Die Lösung für dieses Problem ist einfach: Übernehmen Sie MT/s als Standardmaß für DDR-RAM. Dieses Gerät spiegelt die tatsächliche Speicherkapazität genau wider und ermöglicht es Verbrauchern, fundierte Kaufentscheidungen zu treffen. Glücklicherweise beginnen einige Hersteller bereits damit, MT/s in ihren Produkten zu verwenden. Darüber hinaus arbeitet Microsoft an der Implementierung von MT/s in der nächsten Windows-Version, was dazu beitragen wird, das Bewusstsein für diese richtige Maßnahme zu schärfen.

Gamer, die früher ihren Gaming-PC selbst gebaut haben, kaufen ihn jetzt lieber zusammengebaut. Gamer, die früher ihren Gaming-PC selbst gebaut haben, kaufen ihn jetzt lieber zusammengebaut

Seit einigen Jahren spaltet eine leidenschaftliche Debatte die PC-Gaming-Community.
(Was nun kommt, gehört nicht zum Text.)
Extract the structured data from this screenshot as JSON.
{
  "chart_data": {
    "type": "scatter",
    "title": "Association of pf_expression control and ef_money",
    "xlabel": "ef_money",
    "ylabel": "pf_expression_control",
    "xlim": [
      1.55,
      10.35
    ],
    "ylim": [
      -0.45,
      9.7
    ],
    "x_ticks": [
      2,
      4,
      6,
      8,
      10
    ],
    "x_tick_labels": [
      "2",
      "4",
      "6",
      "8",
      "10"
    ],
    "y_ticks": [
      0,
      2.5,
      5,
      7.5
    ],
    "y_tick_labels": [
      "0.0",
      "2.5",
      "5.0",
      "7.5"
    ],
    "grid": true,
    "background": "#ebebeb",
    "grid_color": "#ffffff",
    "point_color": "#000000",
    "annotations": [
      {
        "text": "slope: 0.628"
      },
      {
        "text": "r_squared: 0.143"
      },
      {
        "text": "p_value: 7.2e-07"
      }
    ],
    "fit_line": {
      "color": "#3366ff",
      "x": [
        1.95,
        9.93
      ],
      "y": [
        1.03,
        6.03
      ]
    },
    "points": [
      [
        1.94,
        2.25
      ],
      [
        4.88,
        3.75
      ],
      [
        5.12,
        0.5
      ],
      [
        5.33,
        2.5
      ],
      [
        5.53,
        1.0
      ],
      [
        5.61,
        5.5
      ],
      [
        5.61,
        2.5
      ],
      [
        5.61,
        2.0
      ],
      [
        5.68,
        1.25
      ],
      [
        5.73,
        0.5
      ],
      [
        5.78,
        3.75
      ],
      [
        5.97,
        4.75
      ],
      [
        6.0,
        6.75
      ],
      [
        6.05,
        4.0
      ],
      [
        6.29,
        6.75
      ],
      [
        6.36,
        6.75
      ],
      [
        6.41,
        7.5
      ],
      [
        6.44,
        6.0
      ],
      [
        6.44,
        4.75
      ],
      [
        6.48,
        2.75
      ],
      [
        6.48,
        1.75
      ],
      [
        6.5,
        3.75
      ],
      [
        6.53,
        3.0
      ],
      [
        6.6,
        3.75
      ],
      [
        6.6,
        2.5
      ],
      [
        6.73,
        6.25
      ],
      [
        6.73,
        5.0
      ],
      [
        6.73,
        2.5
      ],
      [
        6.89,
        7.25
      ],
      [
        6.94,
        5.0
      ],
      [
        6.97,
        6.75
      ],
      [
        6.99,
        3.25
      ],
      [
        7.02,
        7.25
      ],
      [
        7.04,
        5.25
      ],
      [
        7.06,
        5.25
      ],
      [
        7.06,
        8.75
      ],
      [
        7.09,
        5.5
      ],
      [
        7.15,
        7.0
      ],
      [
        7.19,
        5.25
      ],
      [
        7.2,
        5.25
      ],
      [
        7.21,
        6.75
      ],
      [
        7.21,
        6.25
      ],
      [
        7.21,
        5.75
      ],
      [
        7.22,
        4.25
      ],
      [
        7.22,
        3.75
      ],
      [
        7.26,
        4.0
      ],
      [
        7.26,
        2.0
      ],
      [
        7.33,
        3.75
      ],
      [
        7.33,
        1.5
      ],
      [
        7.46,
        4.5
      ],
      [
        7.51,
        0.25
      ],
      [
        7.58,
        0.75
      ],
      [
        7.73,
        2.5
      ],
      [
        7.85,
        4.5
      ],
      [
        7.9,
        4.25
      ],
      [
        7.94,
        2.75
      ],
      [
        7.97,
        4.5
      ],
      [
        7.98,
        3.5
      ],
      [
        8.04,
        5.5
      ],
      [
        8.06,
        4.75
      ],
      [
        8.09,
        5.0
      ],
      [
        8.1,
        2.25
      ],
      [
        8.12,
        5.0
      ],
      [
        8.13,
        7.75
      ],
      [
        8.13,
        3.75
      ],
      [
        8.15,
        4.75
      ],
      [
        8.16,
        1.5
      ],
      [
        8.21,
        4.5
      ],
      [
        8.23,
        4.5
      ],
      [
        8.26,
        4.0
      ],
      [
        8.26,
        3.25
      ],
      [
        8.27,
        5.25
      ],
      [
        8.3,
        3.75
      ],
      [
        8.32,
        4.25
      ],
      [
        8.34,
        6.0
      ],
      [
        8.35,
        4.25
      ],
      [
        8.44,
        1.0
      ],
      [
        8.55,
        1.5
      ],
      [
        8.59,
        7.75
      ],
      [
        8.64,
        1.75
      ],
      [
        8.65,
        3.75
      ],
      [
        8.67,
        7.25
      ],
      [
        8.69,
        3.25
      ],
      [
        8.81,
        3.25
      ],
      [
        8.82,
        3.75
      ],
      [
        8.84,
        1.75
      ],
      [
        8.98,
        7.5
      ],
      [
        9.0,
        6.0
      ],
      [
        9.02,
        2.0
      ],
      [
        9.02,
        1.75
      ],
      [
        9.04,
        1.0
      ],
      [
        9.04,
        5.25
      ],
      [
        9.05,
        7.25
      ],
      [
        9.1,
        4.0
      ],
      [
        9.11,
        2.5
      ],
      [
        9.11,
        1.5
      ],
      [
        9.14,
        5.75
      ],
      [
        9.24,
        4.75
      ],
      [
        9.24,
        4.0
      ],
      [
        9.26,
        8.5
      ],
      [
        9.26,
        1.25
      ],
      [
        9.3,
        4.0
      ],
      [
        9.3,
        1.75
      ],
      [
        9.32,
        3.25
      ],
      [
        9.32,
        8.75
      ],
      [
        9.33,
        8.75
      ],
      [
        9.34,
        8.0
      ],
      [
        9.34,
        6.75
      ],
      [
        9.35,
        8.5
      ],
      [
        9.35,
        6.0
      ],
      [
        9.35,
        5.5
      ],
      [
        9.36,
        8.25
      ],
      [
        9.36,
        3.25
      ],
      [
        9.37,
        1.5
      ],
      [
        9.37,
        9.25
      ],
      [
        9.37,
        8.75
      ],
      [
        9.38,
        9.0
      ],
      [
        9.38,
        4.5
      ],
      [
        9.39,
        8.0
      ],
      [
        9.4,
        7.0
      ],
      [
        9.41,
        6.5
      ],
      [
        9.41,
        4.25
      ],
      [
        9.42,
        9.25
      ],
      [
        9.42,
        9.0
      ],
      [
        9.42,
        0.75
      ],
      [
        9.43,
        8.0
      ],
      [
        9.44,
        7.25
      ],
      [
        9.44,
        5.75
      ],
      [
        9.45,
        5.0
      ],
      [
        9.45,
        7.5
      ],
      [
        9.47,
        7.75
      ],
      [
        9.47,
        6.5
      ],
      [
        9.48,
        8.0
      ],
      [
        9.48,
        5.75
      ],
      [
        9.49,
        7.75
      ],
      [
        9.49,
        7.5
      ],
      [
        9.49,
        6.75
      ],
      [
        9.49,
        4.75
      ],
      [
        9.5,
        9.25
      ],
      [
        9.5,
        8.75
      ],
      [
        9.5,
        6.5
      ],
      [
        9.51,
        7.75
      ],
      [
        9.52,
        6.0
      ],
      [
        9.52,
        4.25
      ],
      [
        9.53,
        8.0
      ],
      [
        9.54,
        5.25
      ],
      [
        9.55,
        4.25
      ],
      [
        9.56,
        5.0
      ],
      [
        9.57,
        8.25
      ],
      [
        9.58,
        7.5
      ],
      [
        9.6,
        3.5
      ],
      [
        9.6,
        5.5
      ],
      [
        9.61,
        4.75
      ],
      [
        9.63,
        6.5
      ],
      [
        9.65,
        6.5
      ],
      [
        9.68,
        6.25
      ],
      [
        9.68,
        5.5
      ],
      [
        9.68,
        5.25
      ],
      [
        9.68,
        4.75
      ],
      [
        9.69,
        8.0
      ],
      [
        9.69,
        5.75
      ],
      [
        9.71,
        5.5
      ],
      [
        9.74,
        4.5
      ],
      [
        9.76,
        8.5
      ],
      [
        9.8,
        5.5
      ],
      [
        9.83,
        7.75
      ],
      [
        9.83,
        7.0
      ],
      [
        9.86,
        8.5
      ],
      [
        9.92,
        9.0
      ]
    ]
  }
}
Auf der einen Seite stehen diejenigen, die es vorziehen, ihr eigenes Gaming-Rig zu bauen, und auf der anderen Seite diejenigen, die glauben, dass es besser ist, ein zusammengebautes Gerät im Laden zu kaufen. Eine Diskussion, die es sogar unter Fachleuten gegeben hat, wie zum Beispiel einem Redakteur der MeinMMO-Seite, der den Kauf dieser bereits zusammengestellten leistungsstarken Teams verteidigt.


Eine Idee, zu der er sich sogar äußert, hat in der Redaktion dieser Seite Diskussionen ausgelöst, die er mit dem Argument verteidigt, dass der Kauf eines fertigen PCs für die meisten Gamer die beste Option sei. Auch wenn die Vorstellung, es selbst zusammenzustellen, verlockend klingen mag, gibt es einige entscheidende Punkte, die dafür sprechen, dass die Entscheidung für ein Komplettpaket besser ist. Dazu zählen Komfort und Sicherheit: Beim Kauf eines fertigen PCs entfällt der gesamte Montageaufwand, da das Gerät von Profis zusammengebaut und auf Funktionsfähigkeit getestet wird und somit nach dem Auspacken direkt einsatzbereit ist.